Na manhã desta quinta-feira (19), a Receita Federal decidiu exonerar um auditor fiscal que exercia um cargo de chefia na Delegacia de Presidente Prudente, em São Paulo. A decisão, sem justificativa formal, foi publicada no Diário Oficial da União, e trouxe novos desdobramentos a uma investigação em andamento.
Esse auditor fazia parte da Equipe de Gestão do Crédito Tributário e do Direito Creditório e se vê implicado em uma operação da Polícia Federal. O motivo? Acesso indevido a dados fiscais de ministros do Supremo Tribunal Federal (STF) e seus familiares. Quer saber mais sobre o que realmente aconteceu? Continue a leitura!
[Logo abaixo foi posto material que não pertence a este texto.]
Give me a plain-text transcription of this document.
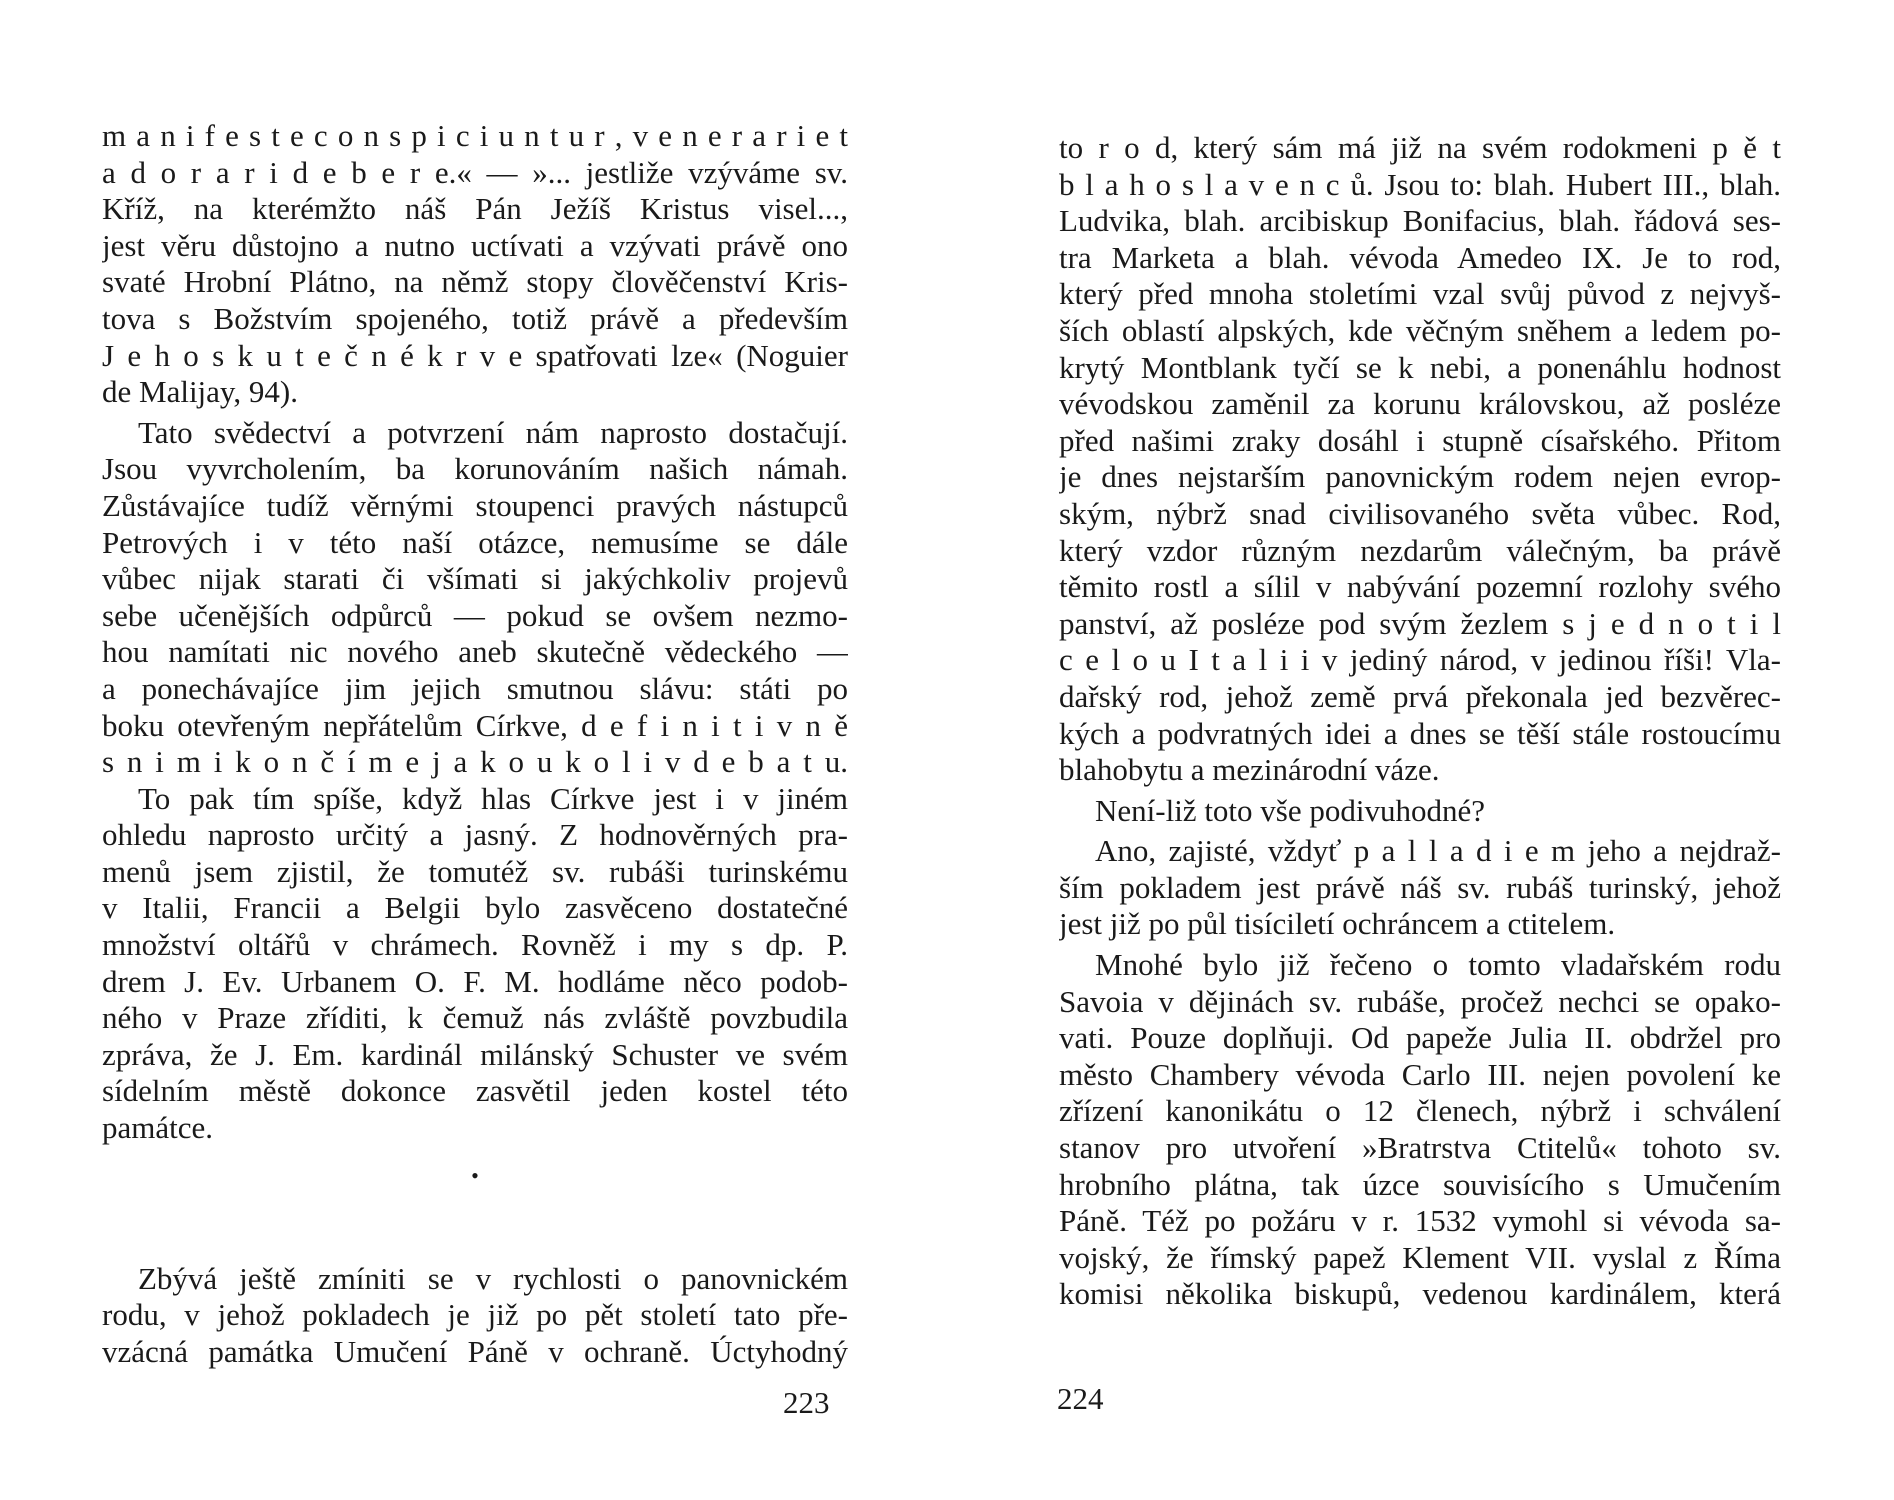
m a n i f e s t e c o n s p i c i u n t u r , v e n e r a r i e t
a d o r a r i d e b e r e.« — »... jestliže vzýváme sv.
Kříž, na kterémžto náš Pán Ježíš Kristus visel...,
jest věru důstojno a nutno uctívati a vzývati právě ono
svaté Hrobní Plátno, na němž stopy člověčenství Kris-
tova s Božstvím spojeného, totiž právě a především
J e h o s k u t e č n é k r v e spatřovati lze« (Noguier
de Malijay, 94).
Tato svědectví a potvrzení nám naprosto dostačují.
Jsou vyvrcholením, ba korunováním našich námah.
Zůstávajíce tudíž věrnými stoupenci pravých nástupců
Petrových i v této naší otázce, nemusíme se dále
vůbec nijak starati či všímati si jakýchkoliv projevů
sebe učenějších odpůrců — pokud se ovšem nezmo-
hou namítati nic nového aneb skutečně vědeckého —
a ponechávajíce jim jejich smutnou slávu: státi po
boku otevřeným nepřátelům Církve, d e f i n i t i v n ě
s n i m i k o n č í m e j a k o u k o l i v d e b a t u.
To pak tím spíše, když hlas Církve jest i v jiném
ohledu naprosto určitý a jasný. Z hodnověrných pra-
menů jsem zjistil, že tomutéž sv. rubáši turinskému
v Italii, Francii a Belgii bylo zasvěceno dostatečné
množství oltářů v chrámech. Rovněž i my s dp. P.
drem J. Ev. Urbanem O. F. M. hodláme něco podob-
ného v Praze zříditi, k čemuž nás zvláště povzbudila
zpráva, že J. Em. kardinál milánský Schuster ve svém
sídelním městě dokonce zasvětil jeden kostel této
památce.
•
Zbývá ještě zmíniti se v rychlosti o panovnickém
rodu, v jehož pokladech je již po pět století tato pře-
vzácná památka Umučení Páně v ochraně. Úctyhodný
223
to r o d, který sám má již na svém rodokmeni p ě t
b l a h o s l a v e n c ů. Jsou to: blah. Hubert III., blah.
Ludvika, blah. arcibiskup Bonifacius, blah. řádová ses-
tra Marketa a blah. vévoda Amedeo IX. Je to rod,
který před mnoha stoletími vzal svůj původ z nejvyš-
ších oblastí alpských, kde věčným sněhem a ledem po-
krytý Montblank tyčí se k nebi, a ponenáhlu hodnost
vévodskou zaměnil za korunu královskou, až posléze
před našimi zraky dosáhl i stupně císařského. Přitom
je dnes nejstarším panovnickým rodem nejen evrop-
ským, nýbrž snad civilisovaného světa vůbec. Rod,
který vzdor různým nezdarům válečným, ba právě
těmito rostl a sílil v nabývání pozemní rozlohy svého
panství, až posléze pod svým žezlem s j e d n o t i l
c e l o u I t a l i i v jediný národ, v jedinou říši! Vla-
dařský rod, jehož země prvá překonala jed bezvěrec-
kých a podvratných idei a dnes se těší stále rostoucímu
blahobytu a mezinárodní váze.
Není-liž toto vše podivuhodné?
Ano, zajisté, vždyť p a l l a d i e m jeho a nejdraž-
ším pokladem jest právě náš sv. rubáš turinský, jehož
jest již po půl tisíciletí ochráncem a ctitelem.
Mnohé bylo již řečeno o tomto vladařském rodu
Savoia v dějinách sv. rubáše, pročež nechci se opako-
vati. Pouze doplňuji. Od papeže Julia II. obdržel pro
město Chambery vévoda Carlo III. nejen povolení ke
zřízení kanonikátu o 12 členech, nýbrž i schválení
stanov pro utvoření »Bratrstva Ctitelů« tohoto sv.
hrobního plátna, tak úzce souvisícího s Umučením
Páně. Též po požáru v r. 1532 vymohl si vévoda sa-
vojský, že římský papež Klement VII. vyslal z Říma
komisi několika biskupů, vedenou kardinálem, která
224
O que motivou a exoneração do auditor fiscal da Receita?
A operação foi autorizada pelo ministro Alexandre de Moraes e investiga possíveis consultas irregulares a informações protegidas por sigilo fiscal. Ao todo, quatro servidores são investigados, sendo que o auditor teria acessado dados relacionados a uma ex-enteada do ministro Gilmar Mendes. Em depoimento, ele alegou que a consulta foi um engano, fruto de uma confusão de identidade. Mas, mesmo com essa explicação, ele enfrentou busca e apreensão, além de medidas cautelares como uso de tornozeleira eletrônica e afastamento das funções públicas.
Como a defesa do auditor está lidando com a situação?
Em resposta à exoneração, a defesa do auditor divulgou uma nota nesta quinta-feira, negando qualquer conduta ilícita. Segundo suas advogadas, o servidor tem uma "reputação ilibada" e nunca foi alvo de processo disciplinar durante sua carreira na Receita Federal. Entretanto, como ainda não tiveram acesso aos autos da investigação, preferiram não comentar detalhes do caso.
Qual foi a reação das entidades representativas?
A operação gerou reações de entidades representativas da categoria. A Unafisco Nacional, por exemplo, afirmou que os auditores fiscais não devem se tornar "bodes expiatórios" em meio a crises institucionais e criticou as medidas cautelares severas aplicadas antes da conclusão das apurações. Já o Sindifisco Nacional destacou que, embora o vazamento de informações seja preocupante, o acesso a dados sigilosos faz parte do cotidiano dos auditores, e qualquer divulgação indevida deve ser punida, sem abrir mão do contraditório e da ampla defesa.
Quais os próximos passos da Receita Federal?
A Receita Federal determinou uma auditoria interna após pedido do STF. Em comunicado na última terça-feira (17), a instituição admitiu que houve acessos indevidos a dados dos ministros e de seus familiares. A investigação abrange diversos sistemas e contribuintes, e qualquer desvio detectado será comunicado ao relator do caso. O Serpro também se manifestou, garantindo que seus sistemas são rastreáveis e que seu papel envolve apenas a gestão da infraestrutura tecnológica. O caso continua sob investigação no STF.